There are a number of several types of sensors which you can use as essential parts in different designs for machine olfaction systems.

Electronic Nose (or eNose) sensors fall under five categories [1]: conductivity sensors, piezoelectric sensors, Metal Oxide Field Effect Transistors (MOSFETs), optical sensors, and those employing spectrometry-based sensing methods.

Conductivity sensors may be made from metal oxide and polymer elements, each of which exhibit a modification of resistance when in contact with Volatile Organic Compounds (VOCs). Within this report only Metal Oxide Semi-conductor (MOS), Conducting Polymer (CP) and Quartz Crystal Microbalance (QCM) is going to be examined, because they are well researched, documented and established as vital element for various machine olfaction devices. The applying, in which the proposed device is going to be trained on to analyse, will greatly influence the choice of weight sensor.

The response in the sensor is a two part process. The vapour pressure of the analyte usually dictates the number of molecules exist inside the gas phase and consequently what percentage of them will be in the sensor(s). When the gas-phase molecules are at the sensor(s), these molecules need in order to interact with the sensor(s) in order to generate a response.

Sensors types found in any machine olfaction device could be mass transducers e.g. QMB “Quartz microbalance” or chemoresistors i.e. based upon metal- oxide or conducting polymers. In some instances, arrays may contain both of the aforementioned 2 kinds of sensors [4].

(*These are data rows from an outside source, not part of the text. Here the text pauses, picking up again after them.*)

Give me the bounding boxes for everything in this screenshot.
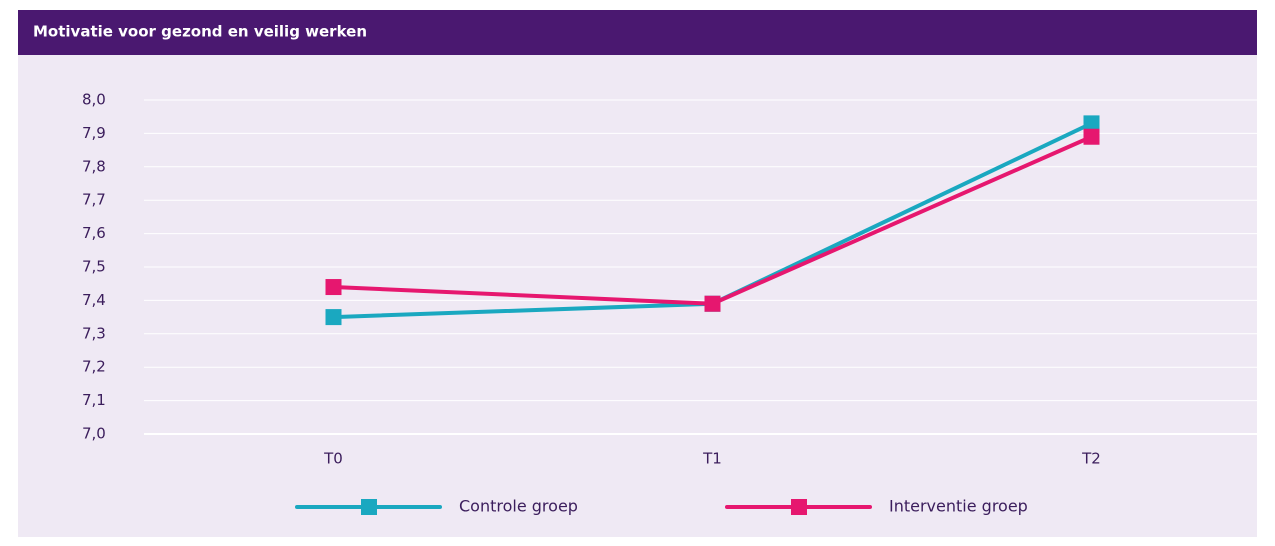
legend-marker <box>361 499 377 515</box>
chart-title: Motivatie voor gezond en veilig werken <box>33 23 367 41</box>
point-marker <box>704 295 721 312</box>
y-tick-label: 7,2 <box>82 358 106 376</box>
y-tick-label: 8,0 <box>82 91 106 109</box>
legend-label: Interventie groep <box>889 497 1028 516</box>
point-marker <box>1083 115 1100 132</box>
y-tick-label: 7,1 <box>82 391 106 409</box>
legend-marker <box>791 499 807 515</box>
point-marker <box>1083 128 1100 145</box>
y-tick-label: 7,5 <box>82 258 106 276</box>
header-bar <box>18 10 1257 55</box>
point-marker <box>325 279 342 296</box>
y-tick-label: 7,9 <box>82 124 106 142</box>
y-tick-label: 7,4 <box>82 291 106 309</box>
y-tick-label: 7,6 <box>82 224 106 242</box>
plot-background <box>18 55 1257 537</box>
x-tick-label: T2 <box>1081 450 1101 468</box>
x-tick-label: T1 <box>702 450 722 468</box>
legend-label: Controle groep <box>459 497 578 516</box>
point-marker <box>325 309 342 326</box>
y-tick-label: 7,0 <box>82 425 106 443</box>
x-tick-label: T0 <box>323 450 343 468</box>
y-tick-label: 7,3 <box>82 324 106 342</box>
y-tick-label: 7,8 <box>82 157 106 175</box>
y-tick-label: 7,7 <box>82 191 106 209</box>
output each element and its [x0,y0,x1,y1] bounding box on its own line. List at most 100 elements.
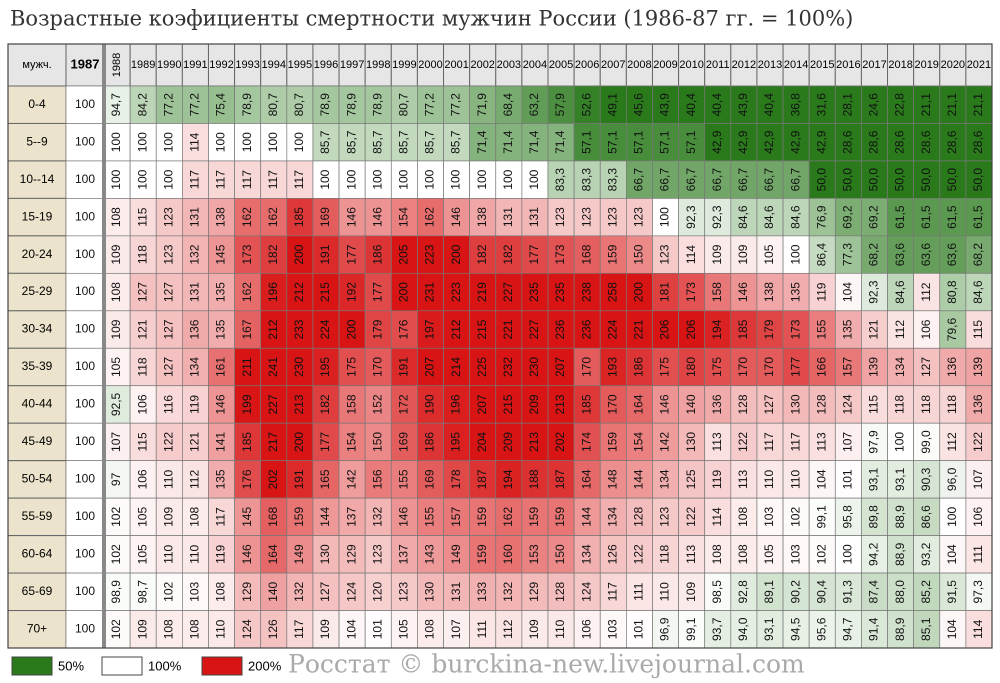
cell-value: 63,6 [893,243,907,267]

Metal-Oxide Semiconductors. These sensors were originally manufactured in Japan in the 1960s and utilized in “gas alarm” devices. Metal oxide semiconductors (MOS) have already been used more extensively in electronic nose instruments and therefore are widely available commercially.

MOS are created from a ceramic element heated by way of a heating wire and coated by a semiconducting film. They are able to sense gases by monitoring changes in the conductance throughout the interaction of the chemically sensitive material with molecules that ought to be detected in the gas phase. Away from many MOS, the material which was experimented with all the most is tin dioxide (SnO2) – this is because of its stability and sensitivity at lower temperatures. Different types of MOS might include oxides of tin, zinc, titanium, tungsten, and iridium, doped with a noble metal catalyst such as platinum or palladium.

MOS are subdivided into 2 types: Thick Film and Thin Film. Limitation of Thick Film MOS: Less sensitive (poor selectivity), it require a longer period to stabilize, higher power consumption. This sort of MOS is easier to generate and for that reason, are less expensive to buy. Limitation of Thin Film MOS: unstable, hard to produce and for that reason, higher priced to purchase. On the contrary, it provides much higher sensitivity, and far lower power consumption compared to thick film MOS device.

Manufacturing process. Polycrystalline is the most common porous material used for thick film sensors. It is usually prepared in a “sol-gel” process: Tin tetrachloride (SnCl4) is prepared within an aqueous solution, which is added ammonia (NH3). This precipitates tin tetra hydroxide which is dried and calcined at 500 – 1000°C to produce tin dioxide (SnO2). This can be later ground and combined with dopands (usually metal chlorides) and then heated to recuperate the pure metal as being a powder. For the purpose of screen printing, a paste is made up from your powder. Finally, in a layer of few hundred microns, the paste will be left to cool (e.g. on a alumina tube or plain substrate).

Sensing Mechanism. Change of “conductance” within the MOS will be the basic principle of the operation inside the miniature load cell itself. A change in conductance happens when an interaction using a gas happens, the conductance varying depending on the power of the gas itself.

Metal oxide sensors fall into two types:

n-type (zinc oxide (ZnO), tin dioxide (SnO2), titanium dioxide (TiO2) iron (III) oxide (Fe2O3). p-type nickel oxide (Ni2O3), cobalt oxide (CoO). The n type usually responds to “reducing” gases, whilst the p-type responds cqjevg “oxidizing” vapours.

Operation (n-type):

As the current applied between the two electrodes, via “the metal oxide”, oxygen in the air start to react with the surface and accumulate on the top of the sensor, consequently “trapping free electrons on the surface from the conduction band” [2]. In this manner, the electrical conductance decreases as resistance within these areas increase as a result of absence of carriers (i.e. increase resistance to current), as you will see a “potential barriers” in between the grains (particles) themselves.

Once the sensor subjected to reducing gases (e.g. CO) then the resistance drop, because the gas usually interact with the oxygen and thus, an electron is going to be released. Consequently, the discharge from the electron raise the conductivity because it will reduce “the potential barriers” and allow the electrons to begin to circulate . Operation (p-type): Oxidising gases (e.g. O2, NO2) usually remove electrons from the top of the tension compression load cell, and consequently, because of this charge carriers will be produced.